For any Oklahoma City homeowner who’s had the comfort of watching their property’s value grow steadily for years, a mere mention of the words “housing bubble” can squelch the enthusiasm. Even though real estate is “real” in a way few investments can equal, there was the last decade’s property value nosedive. Momentarily, at least, it rained on residential real estate nearly everywhere.
“Housing bubble” was the derisive term that described the previous run-up in prices that subsequently “popped” when sellers could no longer find buyers. A large part of the chaos was due to the home loan industry’s inability to finance mortgages at the previous valuations. In fact, for a while, even well-heeled buyers could scarcely find financing at any valuation.
In 2008, the bubble metaphor seemed especially apt because the “pop” came so abruptly. When things go south suddenly, it’s particularly unnerving. But today Oklahoma City homeowners can take comfort in at least one reason why today’s circumstances bear little resemblance to what happened ten years ago.
The Mortgage Bankers’ Association charts something called the “MCAI.” It’s a reliable measure of the availability of home loans, measured on a scale from 1 to 1,000. The higher the number, the easier it is for applicants to obtain home loans. A chart shows how, in the three years leading up to the height of the bubble, the MCAI traced an almost vertical line from 370 up to more than 850—which then nosedived to 100 in the following 20 months. You could almost hear the “pop.”

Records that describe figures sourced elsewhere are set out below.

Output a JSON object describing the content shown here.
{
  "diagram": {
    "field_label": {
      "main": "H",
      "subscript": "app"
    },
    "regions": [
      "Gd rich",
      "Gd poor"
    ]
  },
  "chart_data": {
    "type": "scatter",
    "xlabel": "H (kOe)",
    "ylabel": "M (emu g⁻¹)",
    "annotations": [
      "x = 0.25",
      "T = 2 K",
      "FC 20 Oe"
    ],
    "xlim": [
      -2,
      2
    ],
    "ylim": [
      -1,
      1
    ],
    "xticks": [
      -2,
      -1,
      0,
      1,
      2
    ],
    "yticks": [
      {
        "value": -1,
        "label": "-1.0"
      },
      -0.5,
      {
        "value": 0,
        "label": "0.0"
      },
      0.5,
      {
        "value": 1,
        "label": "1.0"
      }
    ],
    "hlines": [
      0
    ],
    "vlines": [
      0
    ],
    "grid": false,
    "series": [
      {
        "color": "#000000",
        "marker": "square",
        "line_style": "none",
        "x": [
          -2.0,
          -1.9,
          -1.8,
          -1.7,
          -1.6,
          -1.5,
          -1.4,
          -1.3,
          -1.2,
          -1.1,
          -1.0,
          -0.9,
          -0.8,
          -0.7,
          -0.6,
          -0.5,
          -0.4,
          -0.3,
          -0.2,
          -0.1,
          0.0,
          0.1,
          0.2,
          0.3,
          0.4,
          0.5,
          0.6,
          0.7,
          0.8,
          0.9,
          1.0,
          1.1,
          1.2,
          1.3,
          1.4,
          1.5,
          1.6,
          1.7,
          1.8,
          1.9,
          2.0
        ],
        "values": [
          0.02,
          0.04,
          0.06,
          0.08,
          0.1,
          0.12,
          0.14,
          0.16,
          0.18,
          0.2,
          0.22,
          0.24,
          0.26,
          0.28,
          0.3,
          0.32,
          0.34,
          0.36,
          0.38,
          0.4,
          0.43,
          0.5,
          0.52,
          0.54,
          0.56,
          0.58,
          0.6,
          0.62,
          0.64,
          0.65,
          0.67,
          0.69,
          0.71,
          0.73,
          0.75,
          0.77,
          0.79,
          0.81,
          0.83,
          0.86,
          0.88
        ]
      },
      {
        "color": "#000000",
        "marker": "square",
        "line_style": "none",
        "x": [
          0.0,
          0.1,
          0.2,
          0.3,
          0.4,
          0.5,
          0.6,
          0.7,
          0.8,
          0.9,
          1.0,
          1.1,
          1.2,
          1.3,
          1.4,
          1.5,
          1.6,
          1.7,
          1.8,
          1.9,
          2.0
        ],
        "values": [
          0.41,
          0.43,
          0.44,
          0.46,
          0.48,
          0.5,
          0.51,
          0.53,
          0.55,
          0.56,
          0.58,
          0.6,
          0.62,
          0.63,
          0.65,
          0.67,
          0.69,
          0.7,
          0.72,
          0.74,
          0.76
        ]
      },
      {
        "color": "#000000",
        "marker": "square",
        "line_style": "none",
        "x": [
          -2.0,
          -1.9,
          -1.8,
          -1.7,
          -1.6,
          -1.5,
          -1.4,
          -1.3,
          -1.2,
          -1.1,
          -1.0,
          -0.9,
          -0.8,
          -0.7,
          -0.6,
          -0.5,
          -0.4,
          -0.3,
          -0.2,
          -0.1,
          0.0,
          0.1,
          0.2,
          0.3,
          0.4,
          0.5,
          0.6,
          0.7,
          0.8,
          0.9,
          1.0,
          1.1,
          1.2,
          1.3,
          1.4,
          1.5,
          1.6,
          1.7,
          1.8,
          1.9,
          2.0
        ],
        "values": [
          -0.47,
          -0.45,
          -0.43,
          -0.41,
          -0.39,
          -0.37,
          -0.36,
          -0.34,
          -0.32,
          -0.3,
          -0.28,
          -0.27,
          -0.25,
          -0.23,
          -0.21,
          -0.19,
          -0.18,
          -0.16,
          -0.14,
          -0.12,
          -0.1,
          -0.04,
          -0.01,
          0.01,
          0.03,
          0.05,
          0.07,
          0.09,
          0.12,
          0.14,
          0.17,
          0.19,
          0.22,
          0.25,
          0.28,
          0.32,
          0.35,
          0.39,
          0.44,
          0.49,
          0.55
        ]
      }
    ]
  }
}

Looking at today’s much more comforting MCAI, it shows a shallow, nearly horizontal line extending from 100 to just 183. That’s what’s been happening over the last 10 years, from 2008 to today. No bubble on the horizon—it looks more like a stable foundation.
When credit is too easy to come by, true values can float upward without restraint—and the result is a “pop!” According to the Mortgage Bankers Association data, it looks like that lesson has been learned—and today’s Oklahoma City homeowners can breathe easier as a result.